Cuauhtémoc Cárdenas, the son of the former president and founder of the PRD (one of Mexico’s three main parties), has been vocal against the proposed reform and drew 8,000 demonstrators to the streets of Mexico city two weeks ago. Other PRD leaders have also led several of their own protests more recently.

In this context, Peña Nieto has had to emphasize several times to his Mexican constituents “Pemex will not be sold, nor privatized” and will still be Mexican.

Popular opinion aside, serious doubts remain as to whether these changes, significant as they may be, will have the desired effect of attracting new foreign capital, drawing foreign expertise for deepwater and shale gas drilling and altering the structure of PEMEX as a company so as to ensure the government does not exploit it to pay for budget deficits.

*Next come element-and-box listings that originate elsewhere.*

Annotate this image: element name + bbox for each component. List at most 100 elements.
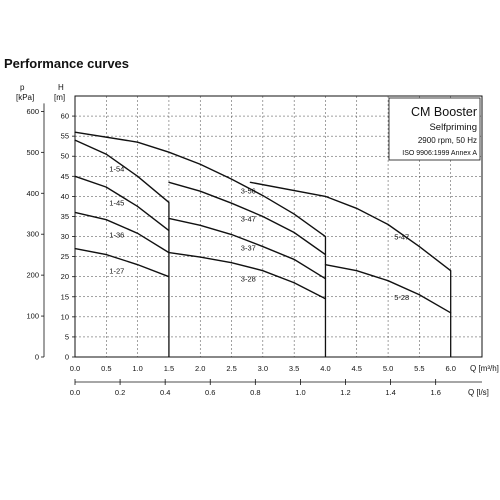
point-3-37-0: [168, 217, 170, 220]
point-3-47-0: [168, 181, 170, 183]
point-5-47-4: [418, 245, 420, 248]
legend-standard: ISO 9906:1999 Annex A: [402, 150, 477, 157]
point-3-56-3: [199, 163, 201, 165]
h-tick-label-12: 60: [61, 112, 69, 121]
p-tick-label-6: 600: [26, 107, 39, 116]
q-m3h-tick-label-11: 5.5: [414, 364, 424, 373]
q-m3h-tick-label-1: 0.5: [101, 364, 111, 373]
q-m3h-axis-label: Q [m³/h]: [470, 364, 499, 373]
p-tick-label-0: 0: [35, 353, 39, 362]
curve-1-36: [74, 211, 170, 254]
point-3-37-3: [262, 245, 264, 248]
point-1-54-2: [137, 175, 139, 177]
legend-speed: 2900 rpm, 50 Hz: [418, 136, 477, 145]
point-3-28-3: [262, 270, 264, 272]
q-ls-tick-label-6: 1.2: [340, 388, 350, 397]
q-ls-tick-label-0: 0.0: [70, 388, 80, 397]
curve-label-3-37: 3-37: [241, 243, 256, 252]
curve-3-28: [168, 251, 326, 300]
point-3-47-2: [230, 202, 233, 204]
point-1-27-1: [105, 254, 107, 256]
point-5-28-4: [450, 312, 452, 314]
q-ls-tick-label-2: 0.4: [160, 388, 170, 397]
q-m3h-tick-label-10: 5.0: [383, 364, 393, 373]
point-3-56-2: [168, 151, 170, 153]
curve-1-54: [74, 139, 170, 203]
curve-label-5-47: 5-47: [394, 233, 409, 242]
point-1-27-3: [168, 276, 170, 278]
point-3-28-2: [230, 262, 233, 264]
point-3-47-3: [262, 215, 264, 218]
h-tick-label-8: 40: [61, 192, 69, 201]
point-5-47-5: [450, 270, 452, 272]
page-title: Performance curves: [4, 56, 130, 71]
point-3-56-0: [74, 131, 76, 133]
h-tick-label-7: 35: [61, 212, 69, 221]
curve-label-1-27: 1-27: [109, 267, 124, 276]
q-m3h-tick-label-4: 2.0: [195, 364, 205, 373]
q-ls-tick-label-4: 0.8: [250, 388, 260, 397]
curve-3-56: [74, 131, 326, 238]
point-1-36-2: [137, 232, 139, 234]
point-3-37-1: [199, 224, 201, 226]
curve-label-5-28: 5-28: [394, 293, 409, 302]
curve-label-1-54: 1-54: [109, 164, 124, 173]
point-3-56-6: [293, 213, 295, 215]
h-tick-label-4: 20: [61, 272, 69, 281]
legend-subtitle: Selfpriming: [429, 122, 477, 133]
curve-label-3-47: 3-47: [241, 214, 256, 223]
q-m3h-tick-label-9: 4.5: [352, 364, 362, 373]
point-5-47-1: [324, 195, 327, 197]
q-ls-axis-label: Q [l/s]: [468, 388, 489, 397]
point-3-47-5: [324, 254, 327, 256]
h-tick-label-2: 10: [61, 312, 69, 321]
point-1-45-0: [74, 175, 76, 177]
point-3-28-1: [199, 256, 201, 258]
h-tick-label-11: 55: [61, 132, 69, 141]
curve-label-3-28: 3-28: [241, 275, 256, 284]
p-tick-label-5: 500: [26, 148, 39, 157]
point-5-28-2: [387, 280, 389, 282]
point-1-45-3: [168, 229, 170, 232]
q-ls-tick-label-5: 1.0: [295, 388, 305, 397]
h-tick-label-10: 50: [61, 152, 69, 161]
curve-3-37: [168, 217, 326, 280]
q-m3h-tick-label-0: 0.0: [70, 364, 80, 373]
curve-label-1-36: 1-36: [109, 231, 124, 240]
q-ls-tick-label-3: 0.6: [205, 388, 215, 397]
point-5-28-0: [324, 264, 327, 266]
point-1-45-1: [105, 186, 107, 188]
point-5-47-0: [249, 181, 251, 183]
point-3-28-0: [168, 252, 170, 254]
h-tick-label-5: 25: [61, 252, 69, 261]
point-1-36-1: [105, 219, 107, 221]
point-1-45-2: [137, 205, 139, 208]
point-3-47-1: [199, 190, 201, 192]
point-3-37-2: [230, 233, 233, 236]
curve-label-3-56: 3-56: [241, 186, 256, 195]
p-tick-label-3: 300: [26, 230, 39, 239]
q-m3h-tick-label-3: 1.5: [164, 364, 174, 373]
point-1-27-2: [137, 264, 139, 266]
point-3-56-7: [324, 235, 327, 238]
curve-1-45: [74, 175, 170, 232]
p-tick-label-2: 200: [26, 271, 39, 280]
curve-label-1-45: 1-45: [109, 198, 124, 207]
p-tick-label-4: 400: [26, 189, 39, 198]
point-3-56-5: [262, 194, 264, 197]
q-ls-tick-label-7: 1.4: [385, 388, 395, 397]
plot-frame: [74, 95, 483, 358]
p-tick-label-1: 100: [26, 312, 39, 321]
q-ls-tick-label-1: 0.2: [115, 388, 125, 397]
q-m3h-tick-label-7: 3.5: [289, 364, 299, 373]
curve-5-47: [250, 181, 452, 272]
point-3-56-1: [137, 141, 139, 143]
legend-title: CM Booster: [411, 105, 477, 119]
h-tick-label-0: 0: [65, 353, 69, 362]
point-1-54-1: [105, 153, 107, 155]
point-3-37-4: [293, 258, 295, 261]
point-3-28-5: [324, 298, 327, 300]
q-m3h-tick-label-2: 1.0: [132, 364, 142, 373]
q-m3h-tick-label-12: 6.0: [445, 364, 455, 373]
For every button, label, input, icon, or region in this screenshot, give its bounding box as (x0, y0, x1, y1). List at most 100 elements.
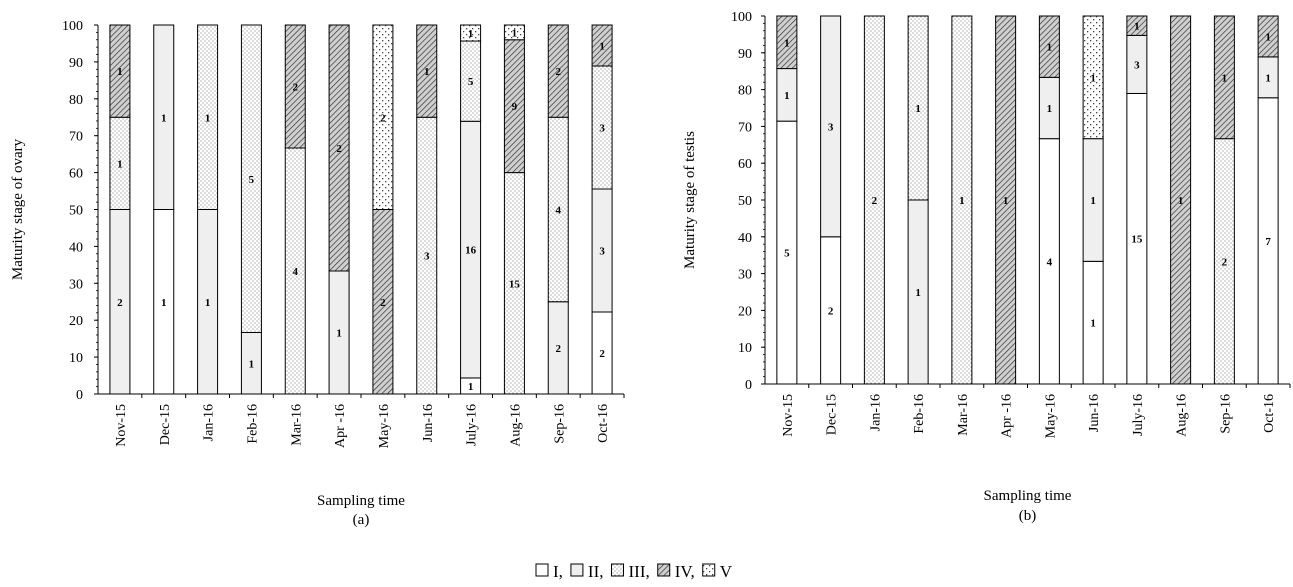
x-axis-title: Sampling time (317, 493, 405, 509)
bar-segment-stage-IV (995, 15, 1017, 385)
y-tick-label: 50 (69, 204, 83, 219)
data-label: 1 (161, 112, 167, 124)
chart-a: 0102030405060708090100211Nov-1511Dec-151… (10, 19, 625, 528)
data-label: 4 (556, 205, 562, 217)
bar-segment-stage-IV (1038, 15, 1060, 78)
data-label: 1 (424, 66, 430, 78)
bar-segment-stage-II (820, 15, 842, 238)
data-label: 3 (1134, 59, 1140, 71)
data-label: 1 (1090, 72, 1096, 84)
y-tick-label: 10 (69, 351, 83, 366)
data-label: 9 (512, 101, 518, 113)
x-tick-label: Jun-16 (421, 404, 436, 442)
data-label: 2 (293, 82, 299, 94)
data-label: 1 (1090, 318, 1096, 330)
y-tick-label: 80 (69, 93, 83, 108)
bar-stack-Jun-16: 1 1 1 (1082, 15, 1104, 385)
y-axis-title: Maturity stage of testis (682, 131, 698, 269)
data-label: 3 (599, 123, 605, 135)
x-tick-label: Feb-16 (245, 404, 260, 444)
data-label: 2 (599, 348, 605, 360)
charts: 0102030405060708090100211Nov-1511Dec-151… (10, 10, 1291, 528)
bar-segment-stage-IV (284, 24, 306, 149)
y-tick-label: 50 (738, 194, 752, 209)
data-label: 1 (1222, 72, 1228, 84)
x-tick-label: Apr -16 (1000, 394, 1015, 438)
data-label: 1 (1265, 72, 1271, 84)
bar-segment-stage-IV (1170, 15, 1192, 385)
data-label: 3 (424, 251, 430, 263)
x-tick-label: Jan-16 (202, 404, 217, 441)
bar-segment-stage-IV (1257, 15, 1279, 58)
data-label: 2 (336, 143, 342, 155)
bar-segment-stage-V (503, 24, 525, 41)
bar-stack-Feb-16: 15 (240, 24, 262, 395)
y-tick-label: 60 (738, 157, 752, 172)
data-label: 2 (380, 112, 386, 124)
data-label: 1 (1090, 195, 1096, 207)
legend-label-III: III, (629, 562, 650, 581)
data-label: 1 (468, 28, 474, 40)
data-label: 1 (784, 37, 790, 49)
legend-label-V: V (720, 562, 733, 581)
legend-swatch-III (611, 563, 624, 577)
bar-stack-May-16: 4 1 1 (1038, 15, 1060, 385)
legend-swatch-II (570, 563, 584, 577)
y-tick-label: 80 (738, 84, 752, 99)
data-label: 4 (1047, 256, 1053, 268)
data-label: 5 (784, 248, 790, 260)
x-tick-label: July-16 (465, 404, 480, 446)
data-label: 1 (161, 297, 167, 309)
data-label: 16 (465, 245, 477, 257)
bar-stack-Mar-16: 42 (284, 24, 306, 395)
data-label: 2 (556, 343, 562, 355)
y-axis-title: Maturity stage of ovary (10, 138, 26, 280)
data-label: 2 (380, 297, 386, 309)
data-label: 4 (293, 266, 299, 278)
x-tick-label: Sep-16 (552, 404, 567, 444)
bar-stack-Jan-16: 2 (863, 15, 885, 385)
data-label: 2 (828, 305, 834, 317)
data-label: 1 (205, 112, 211, 124)
data-label: 1 (205, 297, 211, 309)
x-tick-label: Dec-15 (158, 404, 173, 445)
data-label: 2 (872, 195, 878, 207)
bar-segment-stage-IV (547, 24, 569, 118)
data-label: 1 (336, 328, 342, 340)
y-tick-label: 0 (745, 378, 752, 393)
legend-swatch-V (702, 563, 716, 577)
bar-segment-stage-III (907, 15, 929, 201)
bar-stack-Oct-16: 2 3 3 1 (591, 24, 613, 395)
data-label: 1 (915, 103, 921, 115)
data-label: 3 (828, 121, 834, 133)
data-label: 1 (1047, 103, 1053, 115)
bar-segment-stage-IV (1126, 15, 1148, 36)
panel-caption: (b) (1019, 508, 1037, 524)
data-label: 7 (1265, 236, 1271, 248)
data-label: 1 (117, 158, 123, 170)
x-tick-label: Oct-16 (596, 404, 611, 443)
bar-segment-stage-IV (1213, 15, 1235, 140)
y-tick-label: 20 (69, 314, 83, 329)
bar-stack-Feb-16: 11 (907, 15, 929, 385)
data-label: 1 (1178, 195, 1184, 207)
x-tick-label: Jun-16 (1087, 394, 1102, 432)
y-tick-label: 60 (69, 167, 83, 182)
bar-stack-Oct-16: 7 1 1 (1257, 15, 1279, 385)
y-tick-label: 0 (76, 388, 83, 403)
bar-segment-stage-IV (776, 15, 798, 70)
bar-stack-Sep-16: 21 (1213, 15, 1235, 385)
bar-segment-stage-IV (328, 24, 350, 272)
x-axis-title: Sampling time (984, 488, 1072, 504)
bar-stack-Aug-16: 1 (1170, 15, 1192, 385)
bar-stack-Nov-15: 5 1 1 (776, 15, 798, 385)
y-tick-label: 90 (69, 56, 83, 71)
bar-segment-stage-III (951, 15, 973, 385)
data-label: 1 (1265, 31, 1271, 43)
bar-stack-May-16: 22 (372, 24, 394, 395)
bar-segment-stage-V (372, 24, 394, 210)
legend-label-I: I, (553, 562, 563, 581)
x-tick-label: Aug-16 (508, 404, 523, 447)
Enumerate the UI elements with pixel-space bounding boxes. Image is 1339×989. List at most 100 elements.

As Forbes reported last month, investors remain suspicious of the Peña Nieto package. Even though companies such as Exxon Mobil, Shell, BP, and Chevron want to pursue opportunities south of the border, they would prefer a reform package that allows for outright ownership of fossil fuel resources. Instead, the Peña Nieto package provides for profit-sharing of the cash equivalent of any oil in the drilling and refining procedures.

Just as importantly, Peña Nieto’s package does not address corruption at PEMEX and its continued role as a cash cow the Mexican government uses to plug its annual deficits.

Reform may be necessary in Mexico, but it remains a heavy lift politically, and it is unclear that this reform package will achieve the desired goals.  Peña Nieto appears to understand the context in which he is working, but these reforms will have an impact for years to come.  Peña Nieto should ensure he gets it right so that failed reform does not become worse than no reform at all.